The Illinois Department of Transportation’s website offers a massive database of information on the condition of bridges across the state.

But if you search for the railroad bridge that collapsed Wednesday and killed two people in a train derailment on the Glenview-Northbrook border, you won’t find it.

That’s because the state doesn’t oversee railroad bridges. And if you think you can go to the Federal Railroad Administration to get information on the rail bridges it oversees, think again.

Railroads don’t have to routinely provide the agency with the results of inspections they conduct on their own bridges.

Why not? The Federal Transportation Administration says it would be “counterproductive” to require railroads to do so.

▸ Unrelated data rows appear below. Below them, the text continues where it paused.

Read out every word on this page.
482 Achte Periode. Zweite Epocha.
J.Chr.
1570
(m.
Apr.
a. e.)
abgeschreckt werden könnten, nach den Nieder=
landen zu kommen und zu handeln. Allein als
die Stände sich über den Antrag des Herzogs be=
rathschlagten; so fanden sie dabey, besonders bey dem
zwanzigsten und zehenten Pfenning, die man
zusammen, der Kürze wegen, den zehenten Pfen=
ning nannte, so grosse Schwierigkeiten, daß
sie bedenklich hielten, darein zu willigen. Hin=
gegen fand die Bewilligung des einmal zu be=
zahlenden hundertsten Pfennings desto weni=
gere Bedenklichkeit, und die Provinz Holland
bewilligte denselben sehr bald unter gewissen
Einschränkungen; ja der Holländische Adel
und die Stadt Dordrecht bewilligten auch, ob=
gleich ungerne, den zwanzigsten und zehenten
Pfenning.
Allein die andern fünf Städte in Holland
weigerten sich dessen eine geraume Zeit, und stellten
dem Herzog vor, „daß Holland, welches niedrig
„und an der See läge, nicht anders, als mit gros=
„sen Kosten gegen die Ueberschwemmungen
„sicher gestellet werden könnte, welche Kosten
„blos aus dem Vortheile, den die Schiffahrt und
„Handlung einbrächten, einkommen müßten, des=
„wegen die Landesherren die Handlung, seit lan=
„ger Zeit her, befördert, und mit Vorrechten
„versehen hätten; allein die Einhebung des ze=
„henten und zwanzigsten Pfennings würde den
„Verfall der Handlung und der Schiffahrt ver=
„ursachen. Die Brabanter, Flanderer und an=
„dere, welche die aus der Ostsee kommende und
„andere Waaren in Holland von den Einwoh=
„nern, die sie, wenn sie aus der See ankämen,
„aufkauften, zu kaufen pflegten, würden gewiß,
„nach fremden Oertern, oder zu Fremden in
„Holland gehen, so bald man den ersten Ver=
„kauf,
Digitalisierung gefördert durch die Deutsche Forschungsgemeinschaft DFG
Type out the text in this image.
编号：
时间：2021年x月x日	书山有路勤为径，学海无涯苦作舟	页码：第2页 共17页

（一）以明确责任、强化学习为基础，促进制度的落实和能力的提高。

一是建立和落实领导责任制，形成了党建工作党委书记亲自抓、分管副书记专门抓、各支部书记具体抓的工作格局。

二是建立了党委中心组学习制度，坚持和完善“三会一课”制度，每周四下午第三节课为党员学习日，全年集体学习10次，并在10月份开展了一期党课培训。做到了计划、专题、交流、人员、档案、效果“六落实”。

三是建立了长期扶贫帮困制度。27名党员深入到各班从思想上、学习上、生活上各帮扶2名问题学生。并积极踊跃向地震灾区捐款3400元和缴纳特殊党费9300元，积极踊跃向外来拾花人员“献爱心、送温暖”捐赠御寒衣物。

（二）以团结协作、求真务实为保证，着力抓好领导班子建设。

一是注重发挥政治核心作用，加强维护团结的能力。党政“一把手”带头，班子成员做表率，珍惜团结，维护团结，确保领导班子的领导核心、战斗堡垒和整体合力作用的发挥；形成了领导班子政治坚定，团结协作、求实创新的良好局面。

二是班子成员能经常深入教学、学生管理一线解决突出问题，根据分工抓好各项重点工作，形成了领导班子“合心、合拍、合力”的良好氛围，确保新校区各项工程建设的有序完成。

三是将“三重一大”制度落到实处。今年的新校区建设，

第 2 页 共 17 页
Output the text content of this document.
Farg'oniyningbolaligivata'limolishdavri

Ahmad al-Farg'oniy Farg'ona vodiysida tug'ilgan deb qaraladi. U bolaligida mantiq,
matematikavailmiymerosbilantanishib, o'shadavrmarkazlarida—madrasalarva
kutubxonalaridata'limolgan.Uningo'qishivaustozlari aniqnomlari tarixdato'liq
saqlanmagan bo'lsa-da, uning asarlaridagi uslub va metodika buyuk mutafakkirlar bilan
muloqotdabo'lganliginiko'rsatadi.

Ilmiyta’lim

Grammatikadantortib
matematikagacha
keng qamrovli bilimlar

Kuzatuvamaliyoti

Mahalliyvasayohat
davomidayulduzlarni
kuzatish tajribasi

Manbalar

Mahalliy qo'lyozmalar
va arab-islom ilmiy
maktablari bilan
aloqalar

Federal officials said the rationale is that it’s in the best interest of railroads to maintain their bridges well, considering the cost of potential accidents, the cost of replacing a bridge and the loss of service of the track over the bridge.

The companies have a “vested interest in maintaining the proper design, inspection, maintenance and repair of their railroad bridges, as they are essential to the flow of commerce and passengers in the United States,” Federal Railroad Administration spokesman Michael England said.

Amtrak spokesman Marc Magliari agreed. Freight railroads and Amtrak own and maintain more than 77,000 railroad bridges nationwide.

“I think the rationale has been the railroad companies have a lot to lose if they screw up,” Magliari said. “They have more staff out there for maintenance and inspection and to also combine that with federal inspectors or state inspectors would be duplication.”

Federal law requires railroads to inspect their bridges twice a year. The bridge near Willow and Shermer roads that collapsed Wednesday was reinforced in 2011 and last inspected on April 6, a Union Pacific spokesman said. No defects were found, he said.

The regulations date back to the 1970 Federal Railroad Safety Act, which changed the way railroads operated. For more than a century, the industry self-regulated many of its safety practices. In the 1960s, companies dealt with declining safety standards and were in poor financial condition.

But the 1970 law created regulations for many aspects of railroad safety, and for the first time gave the railroad administration the authority to inspect rail bridges after an accident, as the agency is doing now with last week’s disaster scene on Shermer Road.

Current rail safety rules are a step up from how the industry operated for most of the 20th century. But there are still some rules that could use some review, said Ian Savage, transportation economist and railroad safety expert at Northwestern University.

Savage said the act created very specific rules, like how many rail ties should be on a length of the track, or which union can work on the inspection of freight cars.

But something is missing: “The issue of structures [such as rail bridges] was not of concern in the 1960s and hence there wasn’t any part made into law regarding structures,” Savage said.

Meanwhile, U.S. Rep. Judy Biggert (R-Ill.), who has battled Canadian National over blocked rail crossings in the suburbs, said she’s expecting some answers from Union Pacific about the derailment and collapse.

“Whatever the cause, something went tragically wrong, and I expect that [railroad administration] officials and experts will give this investigation their full attention -- and be prepared to explain their conclusions to Congress,” Biggert said.